Q: What about the prospect for the development of other drugs?
NW: The prospects for new drugs are better than they have been for the past three decades. It’s been quite difficult to produce new anti-infective drugs at all, and we’ve not been very productive in the last few decades for malaria. But in just the last five years some really promising compounds have entered early clinical development. It’s still too early to say what their role will be, but they’re certainly very promising. So I think it's better now than it has been in my professional lifetime.
Q: What are the most important lines of research that have developed in the past 5 or 10 years?
NW: I think the important research has been to get these drugs into practice, in the correct doses. For uncomplicated malaria: to find the best doses and combination treatments, and to also find the best ways of assessing them. There has been a lot of development in the whole field of clinical trials, how drugs are assessed in rural areas, how we can measure drugs in difficult places and so forth – so translating theoretical pharmacology, which is the study of drugs, into practice and through that, getting the right drug regiment. Same as severe malaria – if you look at the treatment of malaria today, it’s very different to that of ten years ago, and the important thing is, it now has a sound evidence base. In the past, the way we developed drugs was a little bit hit and miss, and I think it’s a lot better now.
Q: Why does your line of research matter, why should we put money into it?
NW: Well, malaria being the most important parasitic disease of humans has a huge humanitarian impact – it affects both the quality of life, and of course, life expectancy, and it has an enormous economic impact on developing countries. Some have said that negative growth in Africa (negative economic growth) can be ascribed to malaria itself. So clearly there’s a very strong argument for getting malaria under control and even trying to eliminate it, which is what we are now trying to do – at least in the South-East Asian region. I think it makes a lot of sense to attack this, because I think we can make substantial advances, and we have. I’m actually reasonably optimistic that this can continue, despite the threat of resistance.
Q: How does your research fit into Translational Medicine within the Department?
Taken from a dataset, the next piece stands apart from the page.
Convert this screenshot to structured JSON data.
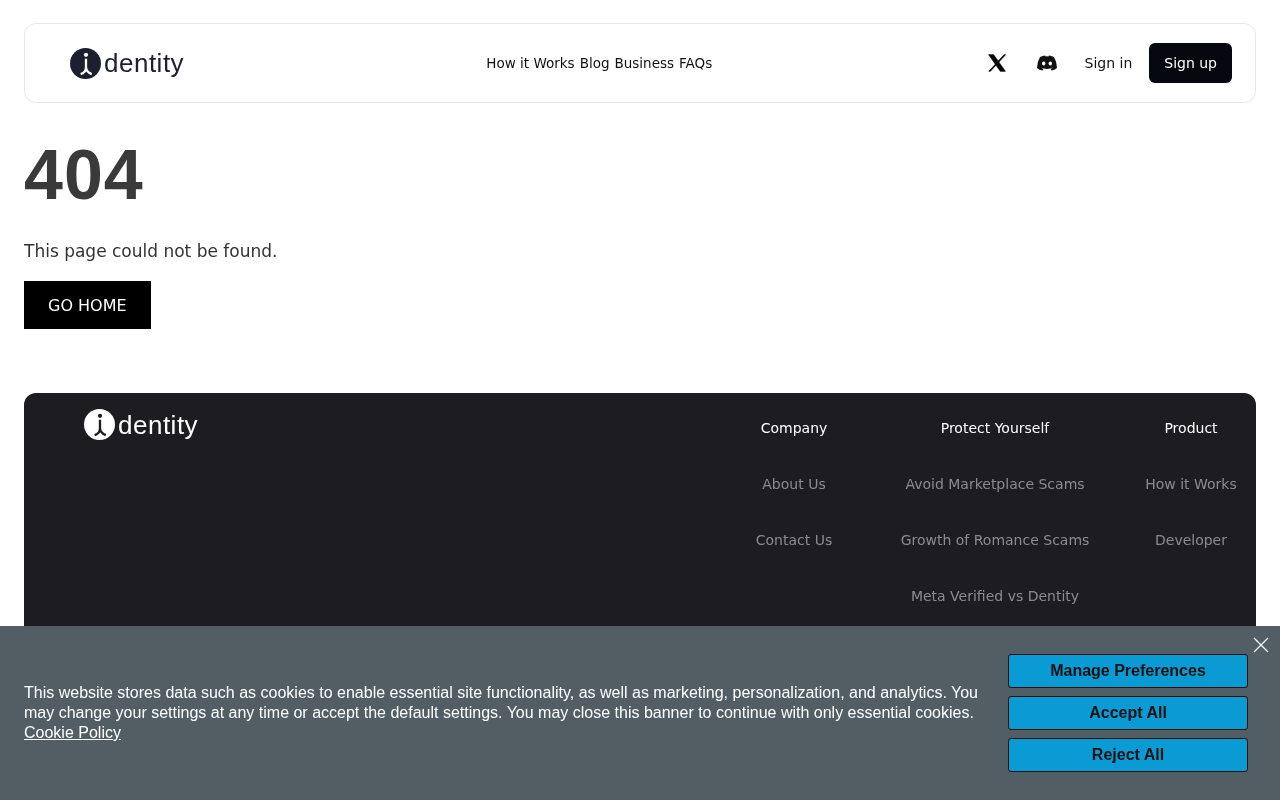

NW: Well we actually do research that makes a real difference to the practice of medicine. By doing investigations, clinical investigations and laboratory investigations, we’ve developed better treatments and then we have deployed them – shown that they are better than the previous treatments and safe, and this has been translated into policy and importantly into practice. So it really does go all the way from clinical investigation, through to the average treatment of malaria in the rural tropics.
This interview was recorded in May 2013.